The construction company handling a multi-million-dollar Tingo Foods Processing Factory, situated at the agricultural community of Onicha-Ugbo, Aniocha North Local Government Area of Delta State, has moved to the site with the commencement of construction of the processing factory.
The foundation laying ceremony of the USD1.6 billion took place at Ishiekpe village Onicha-Ugbo, Aniocha North local government area of Delta State.
The occasion was graced by the crème de la crème of the society.
The Nigerian-born UK entrepreneur, the initiator of the project, Dozy Mmobuosi, was in attendance with other eminent persons in government and industry across Nigeria.
The Minister of Agriculture and Rural Development, Dr. Mohammad Mahmood Abubakar, the Monarch of Onicha-Ugbo host community, HRM Obi Chukwumalieze 1, President General of Onicha-Ugbo Patriotic Union, Barr. Peter Kogolo and other respected chiefs of the town were all at the event.
Mmobuosi is setting up the Tingo Foods, a food processing facility in Delta State, which is a subsidiary of Tingo International Holdings Incorporation.
Dozy Mmobuosi, noted that the project which costs USD1.6 billion would also save Africa from paying foreign exchange to import finished food products.
According to Mmobuosi, the factory would aid the export of made in Africa foods to the world enhance inter Africa trade via the Africa Continental Free Trade Agreement and sell high quality and nutritious food products in Nigeria.
Mmobuosi, an iconic tech guru is making the massive investment as a way of giving back to his birth place, Delta. He has vowed to revolutionise the African Food Industry and create direct employment for the teeming youths in Nigeria, providing a significant boost to the Nigerian economy and contributing to the United Nations’ Sustainable Development Goals (SDGs).

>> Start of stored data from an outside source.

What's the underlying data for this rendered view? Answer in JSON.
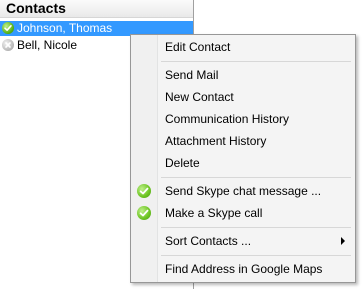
{
  "contacts_panel": {
    "title": "Contacts",
    "items": [
      {
        "name": "Johnson, Thomas",
        "status": "online",
        "selected": true
      },
      {
        "name": "Bell, Nicole",
        "status": "offline",
        "selected": false
      }
    ]
  },
  "context_menu": {
    "edit_contact": "Edit Contact",
    "send_mail": "Send Mail",
    "new_contact": "New Contact",
    "communication_history": "Communication History",
    "attachment_history": "Attachment History",
    "delete": "Delete",
    "send_skype_chat": "Send Skype chat message ...",
    "make_skype_call": "Make a Skype call",
    "sort_contacts": "Sort Contacts ...",
    "find_address": "Find Address in Google Maps"
  },
  "colors": {
    "selection": "#3399ff",
    "menu_background": "#f4f4f4",
    "status_online": "#54b012",
    "status_offline": "#b5b5b5"
  }
}
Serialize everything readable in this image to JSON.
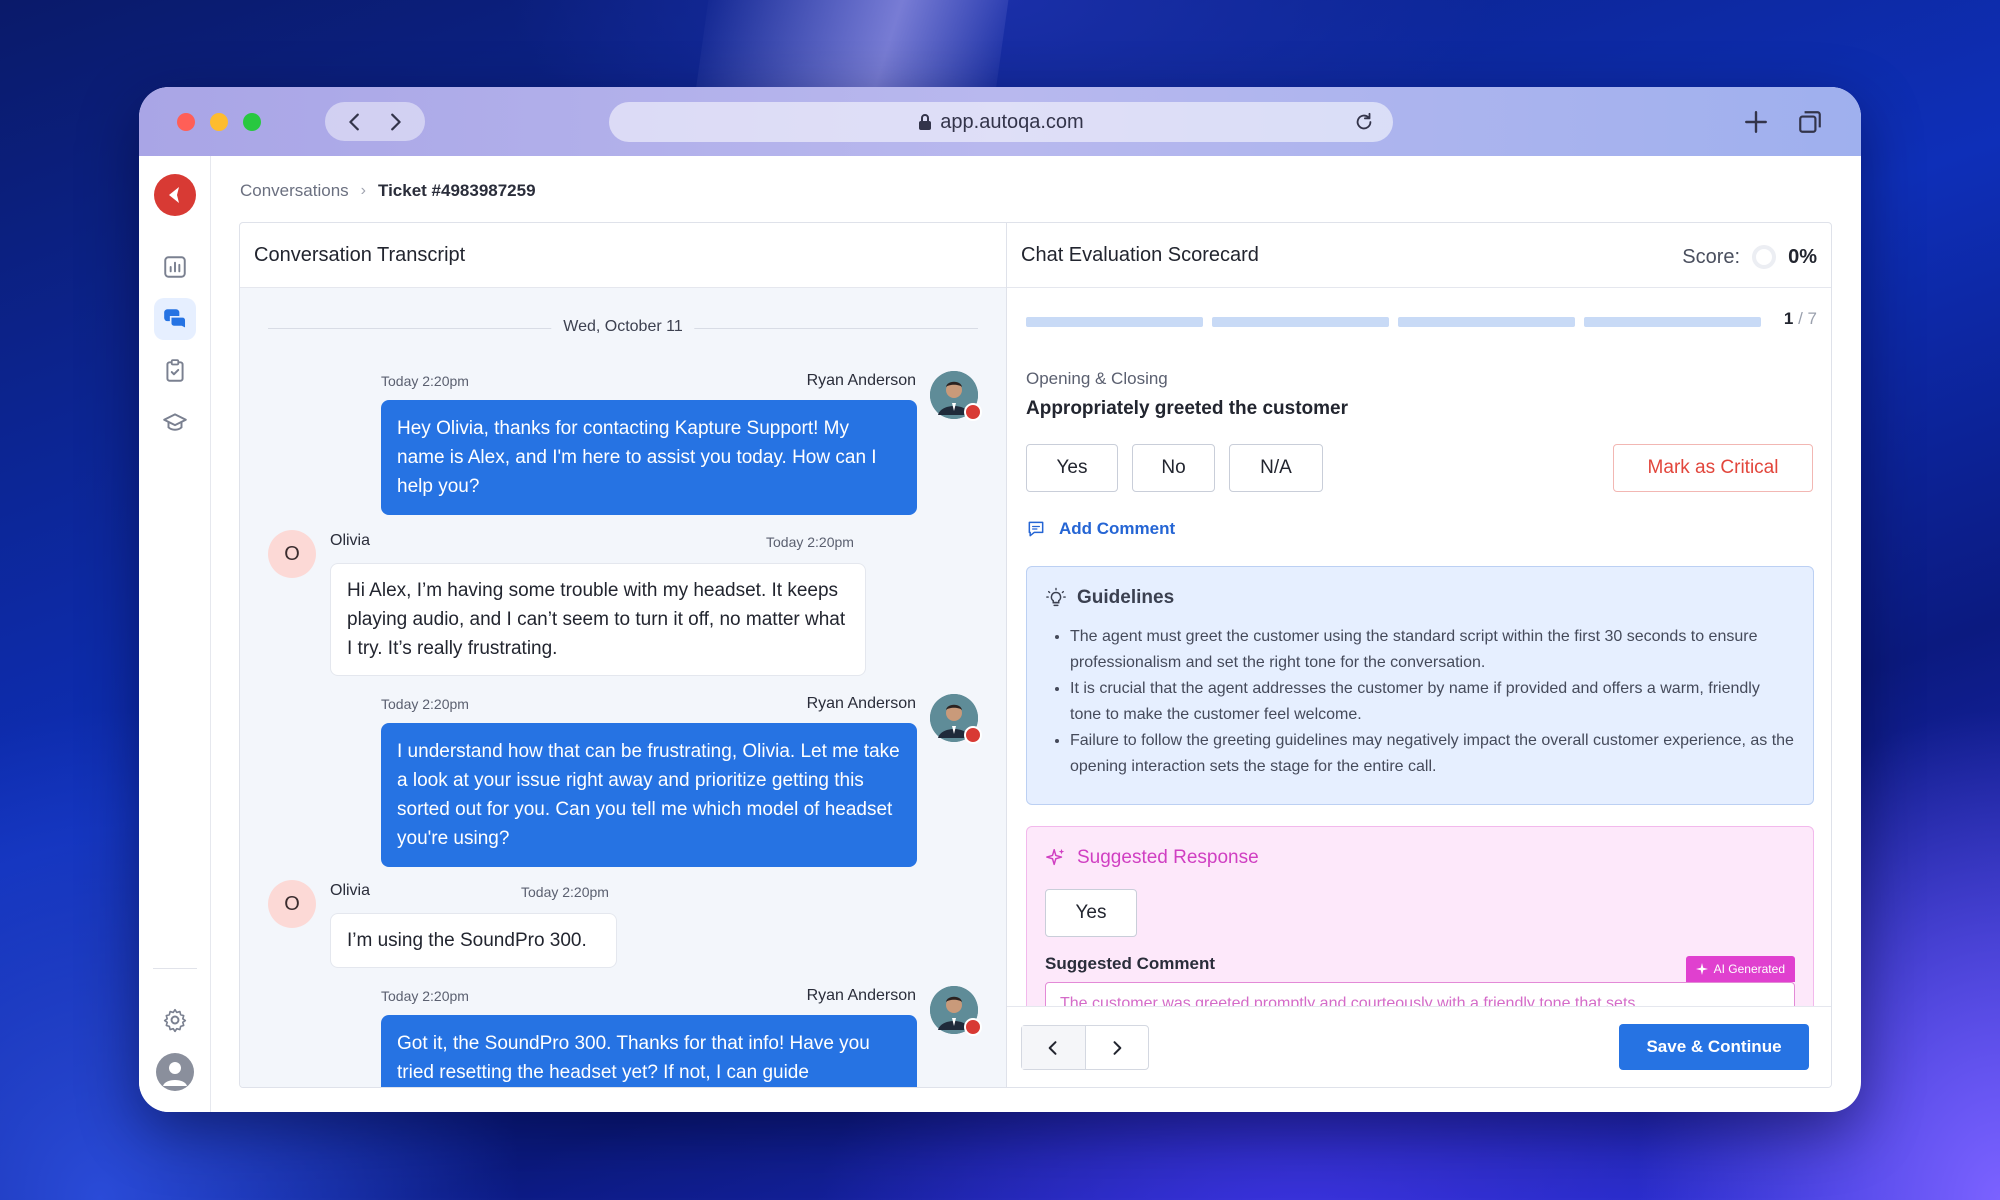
{
  "browser": {
    "url": "app.autoqa.com"
  },
  "breadcrumb": {
    "parent": "Conversations",
    "current": "Ticket #4983987259"
  },
  "transcript": {
    "title": "Conversation Transcript",
    "date": "Wed, October 11",
    "messages": [
      {
        "sender": "Ryan Anderson",
        "time": "Today 2:20pm",
        "text": "Hey Olivia, thanks for contacting Kapture Support! My name is Alex, and I'm here to assist you today. How can I help you?"
      },
      {
        "sender": "Olivia",
        "initial": "O",
        "time": "Today 2:20pm",
        "text": "Hi Alex, I’m having some trouble with my headset. It keeps playing audio, and I can’t seem to turn it off, no matter what I try. It’s really frustrating."
      },
      {
        "sender": "Ryan Anderson",
        "time": "Today 2:20pm",
        "text": "I understand how that can be frustrating, Olivia. Let me take a look at your issue right away and prioritize getting this sorted out for you. Can you tell me which model of headset you're using?"
      },
      {
        "sender": "Olivia",
        "initial": "O",
        "time": "Today 2:20pm",
        "text": "I’m using the SoundPro 300."
      },
      {
        "sender": "Ryan Anderson",
        "time": "Today 2:20pm",
        "text": "Got it, the SoundPro 300. Thanks for that info! Have you tried resetting the headset yet? If not, I can guide"
      }
    ]
  },
  "scorecard": {
    "title": "Chat Evaluation Scorecard",
    "score_label": "Score:",
    "score_value": "0%",
    "step_current": "1",
    "step_total": "/ 7",
    "category": "Opening & Closing",
    "question": "Appropriately greeted the customer",
    "options": [
      "Yes",
      "No",
      "N/A"
    ],
    "critical_label": "Mark as Critical",
    "add_comment": "Add Comment",
    "guidelines": {
      "title": "Guidelines",
      "items": [
        "The agent must greet the customer using the standard script within the first 30 seconds to ensure professionalism and set the right tone for the conversation.",
        "It is crucial that the agent addresses the customer by name if provided and offers a warm, friendly tone to make the customer feel welcome.",
        "Failure to follow the greeting guidelines may negatively impact the overall customer experience, as the opening interaction sets the stage for the entire call."
      ]
    },
    "suggested": {
      "title": "Suggested Response",
      "answer": "Yes",
      "comment_label": "Suggested Comment",
      "ai_tag": "AI Generated",
      "comment_text": "The customer was greeted promptly and courteously with a friendly tone that sets"
    },
    "save_label": "Save & Continue"
  },
  "colors": {
    "primary": "#2673e3",
    "critical": "#e2463c",
    "ai_accent": "#e040cf",
    "brand": "#d83a34"
  }
}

The SDGs aim to end poverty, protect the planet, and ensure peace and prosperity for all. The facility’s job creation and wealth creation will help support SDG 8, Decent Work and Economic Growth, and SDG 2, Zero Hunger.
In recent times, the African food processing industry has thrived in snail pace, with low productivity and poor usage of human capital.
Africa’s farmers and agribusinesses could create a trillion-dollar food market by 2030 if they can expand their access to more capital, electricity, better technology and irrigated land to grow high-value nutritious foods, and if African governments can work more closely with agribusinesses to feed the region’s fast-growing urban population, according to a new World Bank report launched recently.
According to the Growing Africa: Unlocking the Potential of Agribusiness report, Africa’s food systems, currently valued at US$313 billion a year from agriculture, could triple if governments and business leaders radically rethink their policies and support to agriculture, farmers, and agribusinesses, which together account for nearly 50 percent of Africa’s economic activity.
Due to a combination of population growth, rising incomes and urbanization, strong demand is driving global food and agricultural prices higher.
The factory is expected to begin operations in the next 18 to 24 months.
Mmobuosi noted that the facility is the first phase of a multi-billion-dollar investment that Tingo International Holdings plans to make in the African food industry.
The company would decongest the labour market with the creation of no fewer than 12,000 direct employments with the setting up of its food processing facility in Delta State.
The host community of Tingo foods, Onicha-Ugbo, is a town located within latitude 6˚18’N and 6˚22’N and longitude 6˚20’E and 6˚26’E in the northern boundary of Aniocha North Local Government Area of Delta State, Nigeria. It is situated on a highland about 40 km from Asaba on the Asaba-Benin Express Road connecting the West to the East of Nigeria. OnichaUgbo is bordered to the East by Issele-Uku and Idumuje-Unor, to the West by Igbodo and Obior, to the North by Idumuje-Ugboko and Ewohinmi and to the South by Ubulu-Uku.
Iconic Dozy Mmobuosi is close to buying English Football League club Sheffield United at a £90 million takeover.
According to The Times, the 43-year-old who co-founded Tingo Mobile, an Agri-Fintech company that aims at helping African farmers, will be subject to the EFL’s Owners’ and Directors’ Test.
Sheffield United have faced a great financial crisis but Mmobuosi who is valued at $7.6 billion can complete the acquisition of the club after making a larger deposit of the money.